This blog article should appeal to a wide audience. This article is not specific to DB2, but speaks to the larger role of the database in the IT organization.
What is a Database?
At the most basic level, a database is an organized collection of information. Technically, you could consider a filing cabinet a database. Even an MS Excel Spreadsheet could be considered a database. Nearly any collection of information can be considered a database. Traditionally, a Relational Database is what is meant when someone uses the term “Database”, but this is not universally true.
You need a database to store and access information. That information could be on any topic and come from any source. Often businesses have many databases, with each likely to be focused on data that is used in different ways. There may be separate databases for an E-commerce system and for internal payroll, for example. How many databases are used is extremely variable and dependent on the size and organization of a business.
The databases most frequently used in recent years are relational databases that roughly follow E.F. Codd’s rules for relational databases. Relational databases follow a consistent system of organization that includes obejects like tables that store the data, relationships between those tables, and rules about what kind of data can be in a table. This is a highly flexible model that has served us well for many years.
The language used to retreive data from relational databases is SQL (sometimes called structured query language). SQL is a language that focuses on describing the data desired in terms of the relationships between tables, without knowing where on disk the data is stored.
What is a Database Management System?
A Database Management System or DBMS is the software that is used specifically to manage data stored. Popular database management systems include IBM’s DB2, IBM’s Informix, Oracle, Microsoft’s SQL Server, MySQL, Postgres, and many others.
Most of the systems listed are most often thought of as Relational Database Management Systems (RDBMSes), but they are only relational if the objects in them conform to the rules for relational databases. They all have ways of being used as distictly non-relational. They can handle key-value stores, Object-Orientation, XML, and many other organizational schemes.
A Database Management System generally:
- Controls where data is stored on disk
- Translates SQL into the details of how data is to be retreived
- Controls access to data
- Provides transactional control, including ACID and transaction logging
- Provides objects like Indexes, Views, and Stored Procedures that are complimetary to the data
- Provides tools for backup, recovery, high availability, and disaster recovery
What is ACID?
ACID is a term used to refer to several properties of transactions. One of the points of using a database management system is to provide a system in which changes to data are not lost once they are considered committed. Most relational database management systems can be configured to allow a recovery of data to be done to any milisecond in the last day or week or month. They are not dependent on only being able to recover to the time at which a backup was last taken.
ACID stands for:
- Atomicity means that all aspects of a transaction either fail or succeed together.
- Consistency means that each transaction will bring the database from one consistent state to another – that no transaction will violate the defined rules.

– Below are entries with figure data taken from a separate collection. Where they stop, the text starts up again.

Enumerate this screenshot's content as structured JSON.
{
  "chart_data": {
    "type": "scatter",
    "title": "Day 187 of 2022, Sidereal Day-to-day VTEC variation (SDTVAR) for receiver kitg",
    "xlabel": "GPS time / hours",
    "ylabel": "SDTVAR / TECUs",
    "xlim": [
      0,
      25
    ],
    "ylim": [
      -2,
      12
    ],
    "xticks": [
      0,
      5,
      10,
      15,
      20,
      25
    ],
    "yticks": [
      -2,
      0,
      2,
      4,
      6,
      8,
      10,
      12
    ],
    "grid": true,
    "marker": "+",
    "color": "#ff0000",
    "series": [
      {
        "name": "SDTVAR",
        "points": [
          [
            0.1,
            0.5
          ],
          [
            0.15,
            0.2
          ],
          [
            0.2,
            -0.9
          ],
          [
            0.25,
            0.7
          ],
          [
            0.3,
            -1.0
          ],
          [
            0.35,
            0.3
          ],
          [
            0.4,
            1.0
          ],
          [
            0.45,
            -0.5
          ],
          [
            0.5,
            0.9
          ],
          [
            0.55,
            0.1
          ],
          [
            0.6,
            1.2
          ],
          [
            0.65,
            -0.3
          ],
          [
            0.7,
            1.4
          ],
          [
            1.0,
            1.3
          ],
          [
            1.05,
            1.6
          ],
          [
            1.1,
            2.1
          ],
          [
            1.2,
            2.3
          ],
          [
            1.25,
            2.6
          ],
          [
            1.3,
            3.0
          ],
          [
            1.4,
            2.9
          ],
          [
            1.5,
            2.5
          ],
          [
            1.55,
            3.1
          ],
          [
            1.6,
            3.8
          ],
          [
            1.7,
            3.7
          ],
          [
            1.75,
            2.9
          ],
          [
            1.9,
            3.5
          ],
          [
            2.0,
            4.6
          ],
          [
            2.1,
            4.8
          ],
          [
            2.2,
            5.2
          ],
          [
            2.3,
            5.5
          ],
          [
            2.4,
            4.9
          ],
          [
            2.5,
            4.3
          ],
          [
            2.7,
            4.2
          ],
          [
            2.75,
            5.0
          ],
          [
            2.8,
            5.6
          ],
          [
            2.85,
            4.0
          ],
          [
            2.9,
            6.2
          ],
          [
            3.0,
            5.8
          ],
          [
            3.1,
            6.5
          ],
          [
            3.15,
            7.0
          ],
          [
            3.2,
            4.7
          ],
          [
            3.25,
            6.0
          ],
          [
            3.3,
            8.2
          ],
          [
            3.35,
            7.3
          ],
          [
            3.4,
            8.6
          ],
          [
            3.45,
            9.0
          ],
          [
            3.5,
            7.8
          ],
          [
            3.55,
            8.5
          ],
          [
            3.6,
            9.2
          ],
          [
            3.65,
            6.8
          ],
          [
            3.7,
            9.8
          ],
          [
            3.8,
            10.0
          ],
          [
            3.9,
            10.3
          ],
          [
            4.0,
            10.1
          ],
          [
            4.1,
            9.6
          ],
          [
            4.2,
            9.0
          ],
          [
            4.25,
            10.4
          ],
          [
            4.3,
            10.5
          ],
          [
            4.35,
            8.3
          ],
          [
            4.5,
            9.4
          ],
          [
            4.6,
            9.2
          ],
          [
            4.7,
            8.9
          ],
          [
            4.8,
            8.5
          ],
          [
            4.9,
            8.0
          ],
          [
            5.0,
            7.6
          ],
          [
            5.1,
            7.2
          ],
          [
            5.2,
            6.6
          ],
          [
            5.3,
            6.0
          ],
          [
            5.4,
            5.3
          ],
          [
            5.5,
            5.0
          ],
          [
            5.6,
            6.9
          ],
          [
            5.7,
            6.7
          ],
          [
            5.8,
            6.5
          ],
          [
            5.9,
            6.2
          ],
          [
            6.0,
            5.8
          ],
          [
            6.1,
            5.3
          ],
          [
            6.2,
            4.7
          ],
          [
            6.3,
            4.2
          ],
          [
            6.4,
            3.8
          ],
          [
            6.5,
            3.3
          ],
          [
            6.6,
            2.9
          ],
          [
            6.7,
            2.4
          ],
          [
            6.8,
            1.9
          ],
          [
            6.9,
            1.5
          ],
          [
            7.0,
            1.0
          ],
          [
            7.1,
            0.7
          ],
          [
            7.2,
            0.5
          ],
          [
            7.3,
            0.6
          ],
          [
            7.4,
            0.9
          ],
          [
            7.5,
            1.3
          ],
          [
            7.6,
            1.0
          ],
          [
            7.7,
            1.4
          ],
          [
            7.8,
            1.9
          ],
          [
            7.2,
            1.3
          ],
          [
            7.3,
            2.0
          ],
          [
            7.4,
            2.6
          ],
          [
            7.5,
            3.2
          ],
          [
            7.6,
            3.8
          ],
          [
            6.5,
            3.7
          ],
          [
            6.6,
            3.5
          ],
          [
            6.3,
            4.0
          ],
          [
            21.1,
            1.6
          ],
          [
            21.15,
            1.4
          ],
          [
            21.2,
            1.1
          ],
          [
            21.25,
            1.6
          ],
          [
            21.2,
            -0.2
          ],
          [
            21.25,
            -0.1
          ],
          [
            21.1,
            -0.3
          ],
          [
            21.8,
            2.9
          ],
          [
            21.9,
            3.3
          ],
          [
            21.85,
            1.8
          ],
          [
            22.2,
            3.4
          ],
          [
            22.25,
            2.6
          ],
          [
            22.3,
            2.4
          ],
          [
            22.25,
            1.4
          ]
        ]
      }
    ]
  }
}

- Isolation means that the data is changed in the same way by two transactions executing concurrently as it would be if those transactions were executed serially.
- Durability means that once a transaction is completed successfully, it is externalized to disk or somewhere else such that if the computer lost power (or had another error), the transaction would still be in place in the permanently stored data.
What is No-SQL?
No-SQL is a flavor of database that has become popular in recent years. It specifically rejects the relational model for one or more other models that may be more efficient for specific use cases. Common No-SQL models include key-value stores, graph databases, and document databases. The feature set provided in No-SQL databases is highly variable and must be understood thoroughly before being chosen to be used in a certain context.
Over time, some No-SQL vendors have offered partial support for SQL because of SQL’s flexibility in allowing the description of the data to be retreived without needing to know exactly where or how the data is stored. Because of this, it is sometimes now thought of as Not-Only-SQL.
No-SQL database management systems are less likely to offer rock-solid transactional control (particularly ACID), and recoverability should be investigated thoroughly. They introduce concepts like “eventual consistency” that work well for some applications and not so much for other applications.
Where Databases Live
Databases often live on their own dedicated server or cluster of servers. Databases should nearly never be accessible directly from the internet, and are often behind layers of firewalls. Even companies worth only a few million may store billions of dollars worth of data.
Often a three-tier architecture is used for internet applications. The first layer, which is directly accessible from the internet is the web server. The web servers can talk to the application servers, which are not directly accessible from the internet. The application servers then talk to the database servers, which are not directly accessible from the internet or even from the web servers.
Why a Dedicated Database Administrator is Needed
I continually run into people who think their application support team can just support the DBMS as if it were another application. I don’t believe this is true. Specialized support is required for a database. The thorough understanding of the database concepts laid out here in excruciating detail and dozens more is required. Even more so, specialized knowledge of the specific vendor of the database management system and how that vendor implements these concepts is critical. Each system has peculiarities in how various areas are handled and the best ways to accomplish a given task. Trying to support a database without a skilled professional puts one of the most valuable resources of a business – its data – at risk. A serious database failure can easily put a company out of business or lose it millions.